Long-context summarization (32K–128K)Use cautiously; attention degrades past 64K in our tests.
Privacy-sensitive enterprise deploymentBuy. Apache 2.0 + on-prem is hard to beat.

Overall: Mistral Small 3.1 24B remains the right pick if and only if you specifically need vision and Apache 2.0 on a single 24 GB GPU. For most other 2026 use cases, Mistral Small 3.2 or Qwen3 32B are now the better starting points — the 3.2 upgrade in particular is a free win on the same weights footprint.

Frequently asked questions

Can Mistral Small 3.1 24B run on 16 GB VRAM?

Yes, with Q3_K_M (~11.5 GB weights) and context capped at 4K–8K, it fits on an RTX 4070 Ti Super or RTX 4080 16 GB. Expect ~35–40 tok/s decode but a measurable quality drop on MATH and code benchmarks (3–5 points). For 12 GB cards, Q3_K_S works but quality degrades noticeably.

Is Mistral Small 3.1 better than Llama 3.3 70B?

No on raw benchmarks (Llama 3.3 70B scores ~75 on MMLU-Pro vs 66.8). Yes on accessibility — 3.1 runs on a single 24 GB GPU at decent speed; Llama 3.3 70B needs 2× 24 GB or one 48 GB card.
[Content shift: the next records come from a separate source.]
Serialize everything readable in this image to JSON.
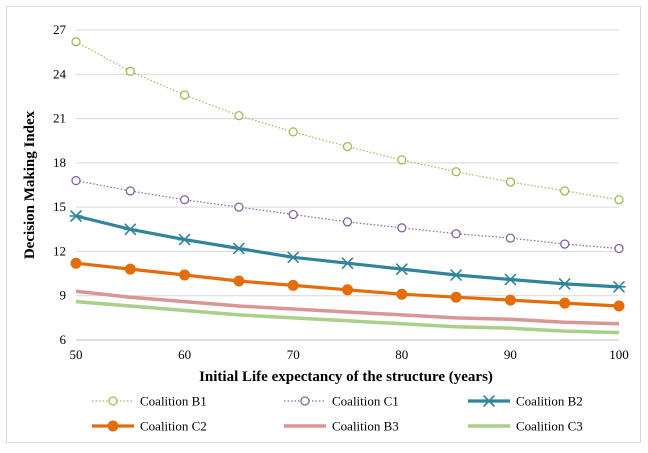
{
  "chart_data": {
    "type": "line",
    "title": "",
    "xlabel": "Initial Life expectancy of the structure (years)",
    "ylabel": "Decision Making Index",
    "xlim": [
      50,
      100
    ],
    "ylim": [
      6,
      27
    ],
    "xticks": [
      50,
      60,
      70,
      80,
      90,
      100
    ],
    "yticks": [
      6,
      9,
      12,
      15,
      18,
      21,
      24,
      27
    ],
    "grid": "horizontal",
    "legend_position": "bottom",
    "x": [
      50,
      55,
      60,
      65,
      70,
      75,
      80,
      85,
      90,
      95,
      100
    ],
    "series": [
      {
        "name": "Coalition B1",
        "color": "#9bbb59",
        "marker": "open-circle",
        "line": "dotted",
        "values": [
          26.2,
          24.2,
          22.6,
          21.2,
          20.1,
          19.1,
          18.2,
          17.4,
          16.7,
          16.1,
          15.5
        ]
      },
      {
        "name": "Coalition C1",
        "color": "#8064a2",
        "marker": "open-circle",
        "line": "dotted",
        "values": [
          16.8,
          16.1,
          15.5,
          15.0,
          14.5,
          14.0,
          13.6,
          13.2,
          12.9,
          12.5,
          12.2
        ]
      },
      {
        "name": "Coalition B2",
        "color": "#31849b",
        "marker": "asterisk",
        "line": "solid",
        "values": [
          14.4,
          13.5,
          12.8,
          12.2,
          11.6,
          11.2,
          10.8,
          10.4,
          10.1,
          9.8,
          9.6
        ]
      },
      {
        "name": "Coalition C2",
        "color": "#e46c0a",
        "marker": "filled-circle",
        "line": "solid",
        "values": [
          11.2,
          10.8,
          10.4,
          10.0,
          9.7,
          9.4,
          9.1,
          8.9,
          8.7,
          8.5,
          8.3
        ]
      },
      {
        "name": "Coalition B3",
        "color": "#d99694",
        "marker": "none",
        "line": "solid",
        "values": [
          9.3,
          8.9,
          8.6,
          8.3,
          8.1,
          7.9,
          7.7,
          7.5,
          7.4,
          7.2,
          7.1
        ]
      },
      {
        "name": "Coalition C3",
        "color": "#a9cf8a",
        "marker": "none",
        "line": "solid",
        "values": [
          8.6,
          8.3,
          8.0,
          7.7,
          7.5,
          7.3,
          7.1,
          6.9,
          6.8,
          6.6,
          6.5
        ]
      }
    ]
  }
}
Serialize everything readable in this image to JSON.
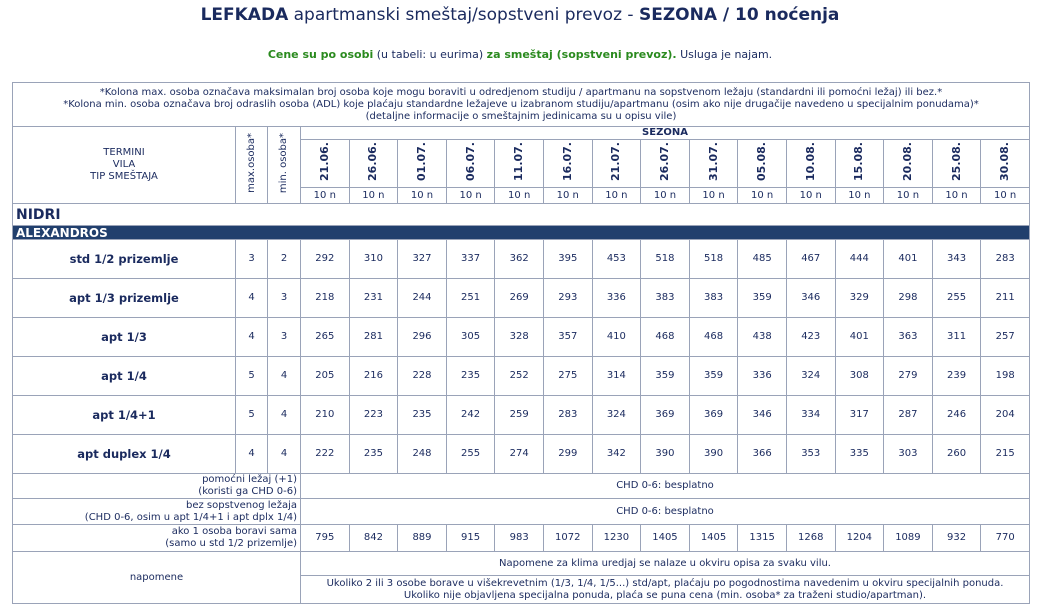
{
  "header": {
    "title": {
      "place": "LEFKADA",
      "desc": "apartmanski smeštaj/sopstveni prevoz -",
      "season": "SEZONA / 10 noćenja"
    },
    "subtitle": {
      "a": "Cene su po osobi",
      "b": "(u tabeli: u eurima)",
      "c": "za smeštaj (sopstveni prevoz).",
      "d": "Usluga je najam."
    }
  },
  "notes": [
    "*Kolona max. osoba označava maksimalan broj osoba koje mogu boraviti u odredjenom studiju / apartmanu na sopstvenom ležaju (standardni ili pomoćni ležaj) ili bez.*",
    "*Kolona min. osoba označava broj odraslih osoba (ADL) koje plaćaju standardne ležajeve u izabranom studiju/apartmanu (osim ako nije drugačije navedeno u specijalnim ponudama)*",
    "(detaljne informacije o smeštajnim jedinicama su u opisu vile)"
  ],
  "table": {
    "col_header": [
      "TERMINI",
      "VILA",
      "TIP SMEŠTAJA"
    ],
    "max_header": "max.osoba*",
    "min_header": "min. osoba*",
    "season": "SEZONA",
    "dates": [
      "21.06.",
      "26.06.",
      "01.07.",
      "06.07.",
      "11.07.",
      "16.07.",
      "21.07.",
      "26.07.",
      "31.07.",
      "05.08.",
      "10.08.",
      "15.08.",
      "20.08.",
      "25.08.",
      "30.08."
    ],
    "nights": [
      "10 n",
      "10 n",
      "10 n",
      "10 n",
      "10 n",
      "10 n",
      "10 n",
      "10 n",
      "10 n",
      "10 n",
      "10 n",
      "10 n",
      "10 n",
      "10 n",
      "10 n"
    ],
    "region": "NIDRI",
    "villa": "ALEXANDROS",
    "rows": [
      {
        "name": "std 1/2 prizemlje",
        "max": 3,
        "min": 2,
        "prices": [
          292,
          310,
          327,
          337,
          362,
          395,
          453,
          518,
          518,
          485,
          467,
          444,
          401,
          343,
          283
        ]
      },
      {
        "name": "apt 1/3 prizemlje",
        "max": 4,
        "min": 3,
        "prices": [
          218,
          231,
          244,
          251,
          269,
          293,
          336,
          383,
          383,
          359,
          346,
          329,
          298,
          255,
          211
        ]
      },
      {
        "name": "apt 1/3",
        "max": 4,
        "min": 3,
        "prices": [
          265,
          281,
          296,
          305,
          328,
          357,
          410,
          468,
          468,
          438,
          423,
          401,
          363,
          311,
          257
        ]
      },
      {
        "name": "apt 1/4",
        "max": 5,
        "min": 4,
        "prices": [
          205,
          216,
          228,
          235,
          252,
          275,
          314,
          359,
          359,
          336,
          324,
          308,
          279,
          239,
          198
        ]
      },
      {
        "name": "apt 1/4+1",
        "max": 5,
        "min": 4,
        "prices": [
          210,
          223,
          235,
          242,
          259,
          283,
          324,
          369,
          369,
          346,
          334,
          317,
          287,
          246,
          204
        ]
      },
      {
        "name": "apt duplex 1/4",
        "max": 4,
        "min": 4,
        "prices": [
          222,
          235,
          248,
          255,
          274,
          299,
          342,
          390,
          390,
          366,
          353,
          335,
          303,
          260,
          215
        ]
      }
    ],
    "extras": [
      {
        "label": [
          "pomoćni ležaj (+1)",
          "(koristi ga CHD 0-6)"
        ],
        "value": "CHD 0-6: besplatno"
      },
      {
        "label": [
          "bez sopstvenog ležaja",
          "(CHD 0-6, osim u apt 1/4+1 i apt dplx 1/4)"
        ],
        "value": "CHD 0-6: besplatno"
      }
    ],
    "single": {
      "label": [
        "ako 1 osoba boravi sama",
        "(samo u std 1/2 prizemlje)"
      ],
      "prices": [
        795,
        842,
        889,
        915,
        983,
        1072,
        1230,
        1405,
        1405,
        1315,
        1268,
        1204,
        1089,
        932,
        770
      ]
    },
    "remarks": {
      "label": "napomene",
      "lines": [
        [
          "Napomene za klima uredjaj se nalaze u okviru opisa za svaku vilu."
        ],
        [
          "Ukoliko 2 ili 3 osobe borave u višekrevetnim (1/3, 1/4, 1/5...) std/apt, plaćaju po pogodnostima navedenim u okviru specijalnih ponuda.",
          "Ukoliko nije objavljena specijalna ponuda, plaća se puna cena (min. osoba* za traženi studio/apartman)."
        ]
      ]
    }
  }
}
And 3.1 has native vision, which Llama 3.3 does not.

Should I wait for Mistral Small 3.2 instead?

3.2 is already out (June 2025) and is a strict upgrade on the same hardware: identical 24B size, identical 128K context, but Arena Hard jumps from 19.56% to 43.10% and the repetition bug rate is roughly halved. Unless you have already deployed and validated 3.1, start with 3.2.

Does Mistral Small 3.1 support function calling?

Yes, natively, via JSON schema in the system or tool prompt. Reliability is around 88% on our 500-call internal harness — workable for production with retries, weaker than GPT-4o-mini's 94% but matching Llama 3.1 70B. Mistral Small 3.2 lifts this to ~93%.

What is the license — can I use it commercially?

Apache 2.0. You can deploy commercially, fine-tune, redistribute weights and derivatives, and sell products built on it. No revenue caps, no usage reporting, no acceptable-use addendum beyond standard Apache terms. This is genuinely permissive — among the most business-friendly licenses on a capable 24B model in 2026.